A few weeks after the start of the war in Ukraine, Jeffrey Gettleman arrives in Poland and gets to work on what he has done best throughout his career: focusing on the human toll. He took us into the homes and hearts of those who were suffering, but also showed how they showed courage and courage.
Jeffrey has written for The Times for nearly 20 years. From his early days based in Atlanta, to covering Iraq, New Jersey, East Africa and South Asia, Jeffrey has always combined his gift for storytelling with a deep empathy for those whose stories are told.
We are therefore delighted to announce that Jeffrey has taken on a wider role for our office, traveling the world as a global correspondent based in London.
His range and talents make him well suited for the role, and his postings in Poland and Ukraine have made him clearer than ever. Just consider the stories he has already produced, from the tale of two refugees and the heartbreaking play about a widow in Bucha to a very personal – and much-discussed – dispatch that attempted to reconcile the legacy of the Holocaust. with what is happening in the east. Europe today.
“We must not forget what happened, and for some of us, even distanced from the events of the past, we simply cannot,” Jeffrey wrote. “But today’s Ukraine and today’s Poland are not the Ukraine or Poland of the Holocaust. And this is perhaps one of the greatest lessons of this terrible war. Countries are living beings that grow and change.
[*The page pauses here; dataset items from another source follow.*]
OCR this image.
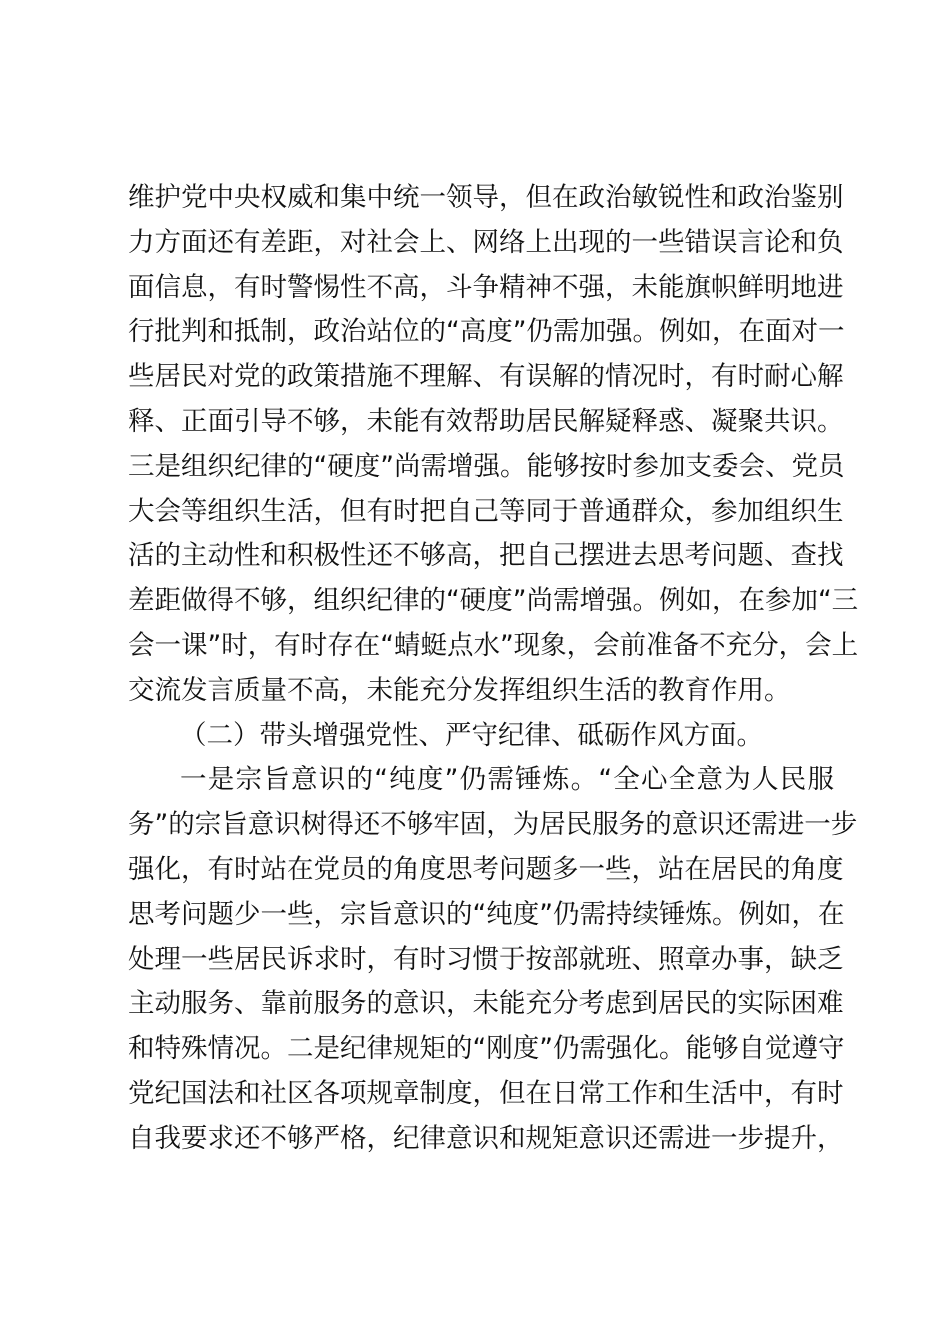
维护党中央权威和集中统一领导，但在政治敏锐性和政治鉴别
力方面还有差距，对社会上、网络上出现的一些错误言论和负
面信息，有时警惕性不高，斗争精神不强，未能旗帜鲜明地进
行批判和抵制，政治站位的“高度”仍需加强。例如，在面对一
些居民对党的政策措施不理解、有误解的情况时，有时耐心解
释、正面引导不够，未能有效帮助居民解疑释惑、凝聚共识。
三是组织纪律的“硬度”尚需增强。能够按时参加支委会、党员
大会等组织生活，但有时把自己等同于普通群众，参加组织生
活的主动性和积极性还不够高，把自己摆进去思考问题、查找
差距做得不够，组织纪律的“硬度”尚需增强。例如，在参加“三
会一课”时，有时存在“蜻蜓点水”现象，会前准备不充分，会上
交流发言质量不高，未能充分发挥组织生活的教育作用。
（二）带头增强党性、严守纪律、砥砺作风方面。
一是宗旨意识的“纯度”仍需锤炼。“全心全意为人民服
务”的宗旨意识树得还不够牢固，为居民服务的意识还需进一步
强化，有时站在党员的角度思考问题多一些，站在居民的角度
思考问题少一些，宗旨意识的“纯度”仍需持续锤炼。例如，在
处理一些居民诉求时，有时习惯于按部就班、照章办事，缺乏
主动服务、靠前服务的意识，未能充分考虑到居民的实际困难
和特殊情况。二是纪律规矩的“刚度”仍需强化。能够自觉遵守
党纪国法和社区各项规章制度，但在日常工作和生活中，有时
自我要求还不够严格，纪律意识和规矩意识还需进一步提升，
They are shaped by their past but not chained to it, just like us.
Jeffrey grew up in Evanston, Illinois, went to public schools and then to Cornell University, where he studied philosophy. He took a year off to backpack around the world, learning Swahili in East Africa.
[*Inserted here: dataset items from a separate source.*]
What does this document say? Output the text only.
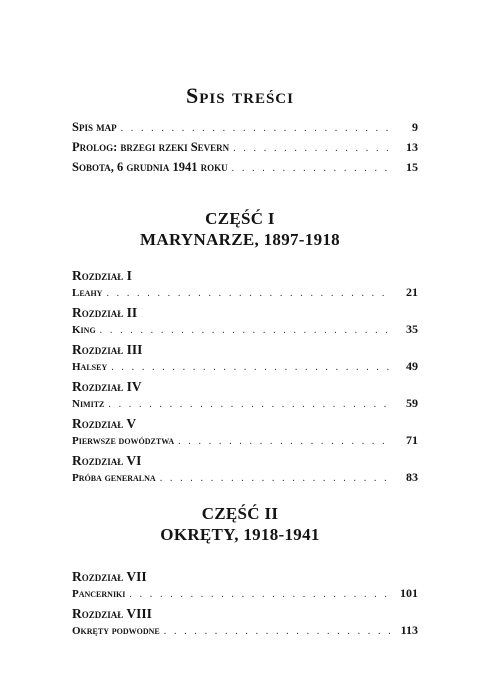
Spis treści
Spis map . . .	9
Prolog: brzegi rzeki Severn . . .	13
Sobota, 6 grudnia 1941 roku . . .	15
CZĘŚĆ I
MARYNARZE, 1897-1918
Rozdział I
Leahy . . .	21
Rozdział II
King . . .	35
Rozdział III
Halsey . . .	49
Rozdział IV
Nimitz . . .	59
Rozdział V
Pierwsze dowództwa . . .	71
Rozdział VI
Próba generalna . . .	83
CZĘŚĆ II
OKRĘTY, 1918-1941
Rozdział VII
Pancerniki . . .	101
Rozdział VIII
Okręty podwodne . . .	113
After college, he did a master’s degree at Oxford University on a Marshall Scholarship, then went into journalism. His first job was covering the police and courts at the St. Petersburg Times from a small office. From there: The Los Angeles Times, where he was thrown into the war in Afghanistan and was one of the first reporters to explore Osama bin Laden’s ancestral home in the mountains of Yemen.
In 2002, Jeffrey joined The New York Times as a correspondent in Atlanta and was sent to Iraq a few months later. Then, after a stint at the Metro Bureau, he became the East Africa Bureau Chief in Nairobi in 2006. He won a Pulitzer Prize for his work covering the conflicts in Somalia and Sudan, then, after a decade in East Africa, Jeffrey moved to New Delhi as South Asia Bureau Chief. He produced a steady stream of impactful articles throughout the first chaotic months of the pandemic in India, while building a strong team within the office.
Jeffrey is a great personality with a generous and adventurous spirit. Angela Duckworth, author of the best-selling book “Grit,” called him a “grit paragon,” and he’ll be the first to admit he took a few risks. He was kidnapped in Iraq; imprisoned in Ethiopia; and held at gunpoint in Congo, Somalia, Burundi, Kenya, South Sudan and Pakistan, to name a few.
Jeffrey has contributed to almost every section of The Times, including many travel articles, and he has also written a memoir, “Love, Africa”, which details many of his adventures and misadventures.
Jeffrey and his wife now live in London with their two sons.
Please congratulate him on his new role.